Advanced Computing in the Age of AI | Thursday, March 28, 2024

Hadoop Finds Its Place In The Enterprise 

The echoes of the blitzkrieg of product announcements at the Strata + Hadoop World conference in New York are fading. Now is a good time to step back and give an assessment of the role that the Hadoop platform is playing at large enterprises and how it is evolving.

Hadoop is a transplant from the hyperscale datacenter world to the enterprise, and it has come a long way as a platform in the six years since it started to go commercial. Its effect on data analytics specifically and on modern application development and the very nature of business cannot be understated. But the fact remains that the actual installed base of Hadoop clusters remains a lot smaller than many might expect given the amount of innovation that is going on around the platform.

We did some poking around at Strata + Hadoop World, talking to the main distributors and analysts about the state of the market and installations at enterprises. This time last year, EnterpriseTech did the rounds to try to get a sense of what the hockey stick curve of Hadoop cluster sizes looked like as companies moved from proof of concept to production clusters. The curve was basically the same shape at most companies, and in the case study sessions at this year's conference, the basic pattern still held.

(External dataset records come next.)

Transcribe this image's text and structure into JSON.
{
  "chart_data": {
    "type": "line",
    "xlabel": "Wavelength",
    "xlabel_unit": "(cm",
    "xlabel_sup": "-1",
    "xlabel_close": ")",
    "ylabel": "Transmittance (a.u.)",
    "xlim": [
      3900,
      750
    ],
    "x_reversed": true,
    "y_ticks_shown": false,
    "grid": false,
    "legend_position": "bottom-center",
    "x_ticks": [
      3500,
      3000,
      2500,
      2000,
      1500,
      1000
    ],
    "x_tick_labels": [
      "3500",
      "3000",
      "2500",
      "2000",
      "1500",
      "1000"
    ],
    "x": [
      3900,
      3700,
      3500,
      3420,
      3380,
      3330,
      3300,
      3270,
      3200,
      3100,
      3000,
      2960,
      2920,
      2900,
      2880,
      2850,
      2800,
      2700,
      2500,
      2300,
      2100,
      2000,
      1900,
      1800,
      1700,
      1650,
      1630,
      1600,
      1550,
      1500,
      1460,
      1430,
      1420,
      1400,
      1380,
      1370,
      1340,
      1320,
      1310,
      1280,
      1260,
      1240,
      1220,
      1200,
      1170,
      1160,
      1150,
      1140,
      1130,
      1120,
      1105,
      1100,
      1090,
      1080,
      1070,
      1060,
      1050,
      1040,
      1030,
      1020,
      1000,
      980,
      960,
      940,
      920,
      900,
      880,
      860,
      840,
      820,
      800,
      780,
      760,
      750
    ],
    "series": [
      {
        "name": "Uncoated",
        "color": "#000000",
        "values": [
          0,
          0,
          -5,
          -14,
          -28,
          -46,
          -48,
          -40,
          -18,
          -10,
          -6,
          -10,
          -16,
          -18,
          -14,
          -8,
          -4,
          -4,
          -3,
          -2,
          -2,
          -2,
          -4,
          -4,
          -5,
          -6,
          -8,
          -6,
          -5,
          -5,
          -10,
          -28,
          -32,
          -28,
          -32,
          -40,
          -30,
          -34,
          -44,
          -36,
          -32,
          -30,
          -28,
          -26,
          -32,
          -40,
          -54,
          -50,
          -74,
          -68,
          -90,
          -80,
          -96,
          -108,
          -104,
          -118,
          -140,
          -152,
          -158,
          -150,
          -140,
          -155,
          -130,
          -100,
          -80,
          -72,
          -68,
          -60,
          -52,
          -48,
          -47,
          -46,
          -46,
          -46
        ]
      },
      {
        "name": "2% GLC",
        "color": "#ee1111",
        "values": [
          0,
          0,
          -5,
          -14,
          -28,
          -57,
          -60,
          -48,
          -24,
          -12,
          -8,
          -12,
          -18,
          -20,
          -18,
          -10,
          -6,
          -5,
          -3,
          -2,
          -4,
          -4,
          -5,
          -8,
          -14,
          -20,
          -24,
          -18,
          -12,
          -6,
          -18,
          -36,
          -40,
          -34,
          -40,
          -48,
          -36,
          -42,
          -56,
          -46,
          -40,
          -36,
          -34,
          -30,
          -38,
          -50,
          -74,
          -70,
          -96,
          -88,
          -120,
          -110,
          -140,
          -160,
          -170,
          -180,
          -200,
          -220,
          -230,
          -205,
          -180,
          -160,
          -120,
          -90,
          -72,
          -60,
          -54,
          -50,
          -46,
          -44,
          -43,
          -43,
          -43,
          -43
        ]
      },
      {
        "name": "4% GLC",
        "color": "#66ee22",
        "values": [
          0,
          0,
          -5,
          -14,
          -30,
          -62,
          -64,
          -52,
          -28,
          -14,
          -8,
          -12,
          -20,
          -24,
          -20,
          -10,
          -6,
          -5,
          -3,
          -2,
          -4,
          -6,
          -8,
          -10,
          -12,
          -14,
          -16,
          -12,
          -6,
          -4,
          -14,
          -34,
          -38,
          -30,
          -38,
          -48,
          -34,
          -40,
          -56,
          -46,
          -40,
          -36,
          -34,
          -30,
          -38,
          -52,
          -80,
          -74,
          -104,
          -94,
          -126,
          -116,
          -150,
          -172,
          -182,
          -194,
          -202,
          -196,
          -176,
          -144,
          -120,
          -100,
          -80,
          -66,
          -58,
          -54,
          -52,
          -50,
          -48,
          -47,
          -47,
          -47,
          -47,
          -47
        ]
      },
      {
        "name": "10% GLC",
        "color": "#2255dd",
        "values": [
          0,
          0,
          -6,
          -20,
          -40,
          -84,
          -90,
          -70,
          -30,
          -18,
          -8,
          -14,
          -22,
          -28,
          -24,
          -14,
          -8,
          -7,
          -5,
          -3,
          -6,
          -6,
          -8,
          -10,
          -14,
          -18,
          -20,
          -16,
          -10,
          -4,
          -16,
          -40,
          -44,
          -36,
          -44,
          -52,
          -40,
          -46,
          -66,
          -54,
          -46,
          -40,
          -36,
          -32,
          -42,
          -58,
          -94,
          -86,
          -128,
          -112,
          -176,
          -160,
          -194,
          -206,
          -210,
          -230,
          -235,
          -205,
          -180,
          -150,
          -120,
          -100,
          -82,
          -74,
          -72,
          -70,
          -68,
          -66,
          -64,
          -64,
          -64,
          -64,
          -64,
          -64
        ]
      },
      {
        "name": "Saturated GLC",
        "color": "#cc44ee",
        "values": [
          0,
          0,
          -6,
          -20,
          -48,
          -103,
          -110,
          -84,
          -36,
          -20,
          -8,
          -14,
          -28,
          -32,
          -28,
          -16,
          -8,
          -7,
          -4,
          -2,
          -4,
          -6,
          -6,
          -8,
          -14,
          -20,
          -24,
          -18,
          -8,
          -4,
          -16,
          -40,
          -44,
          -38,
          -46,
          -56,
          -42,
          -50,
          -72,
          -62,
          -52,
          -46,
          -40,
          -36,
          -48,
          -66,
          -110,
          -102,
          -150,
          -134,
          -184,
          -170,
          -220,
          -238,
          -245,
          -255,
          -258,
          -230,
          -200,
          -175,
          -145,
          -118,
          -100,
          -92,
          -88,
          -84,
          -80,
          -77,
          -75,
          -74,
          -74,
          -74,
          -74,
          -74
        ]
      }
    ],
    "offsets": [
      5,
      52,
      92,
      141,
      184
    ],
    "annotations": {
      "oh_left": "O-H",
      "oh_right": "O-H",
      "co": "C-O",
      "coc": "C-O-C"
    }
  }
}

The largest Hadoop clusters in the world – none of which can be identified by name because customers think of their Hadoop systems as so strategic that they can't be described in detail – have several thousand nodes. These are the exceptions, not the rule. Most customers start out with dozens of server nodes and certainly well under 100 nodes for proof of concept projects. Then, as they move into production, those Hadoop clusters grow to hundreds of nodes as the datasets they chew on expand. Over time, as companies find more data to correlate and also more application use cases for that data, the clusters continue to grow and can reach as high as 1,000 or 2,000 nodes. This is a supercomputer-class cluster if it was focused on floating point rather than text processing.

The growth in the clusters is mitigated to a certain extent by Moore's Law, which allows processor makers to increase the number of cores (and hence the aggregate compute capacity) inside of a server node at a fairly regular clip even though the raw performance of a core does not improve all that fast. Similarly, while disk drives are getting more capacious, they are not increasing their performance, with 15K RPM basically being as fast as any disk will ever go. (A little north of 3 GHz seems to be the top base clock speed for an X86 core, and this will not change much in the future, either.) Disk drive capacity and cores per chip have doubled in the past three years, and this makes up for the overall growth in data in the IT market at large, which is estimated to be growing at 50 to 60 percent per year depending on who you ask. You can have several petabytes of storage in a rack of Hadoop servers these days, and the capacity that can be crammed into a single server using inexpensive disk drives is by and large the deciding factor for the cluster size.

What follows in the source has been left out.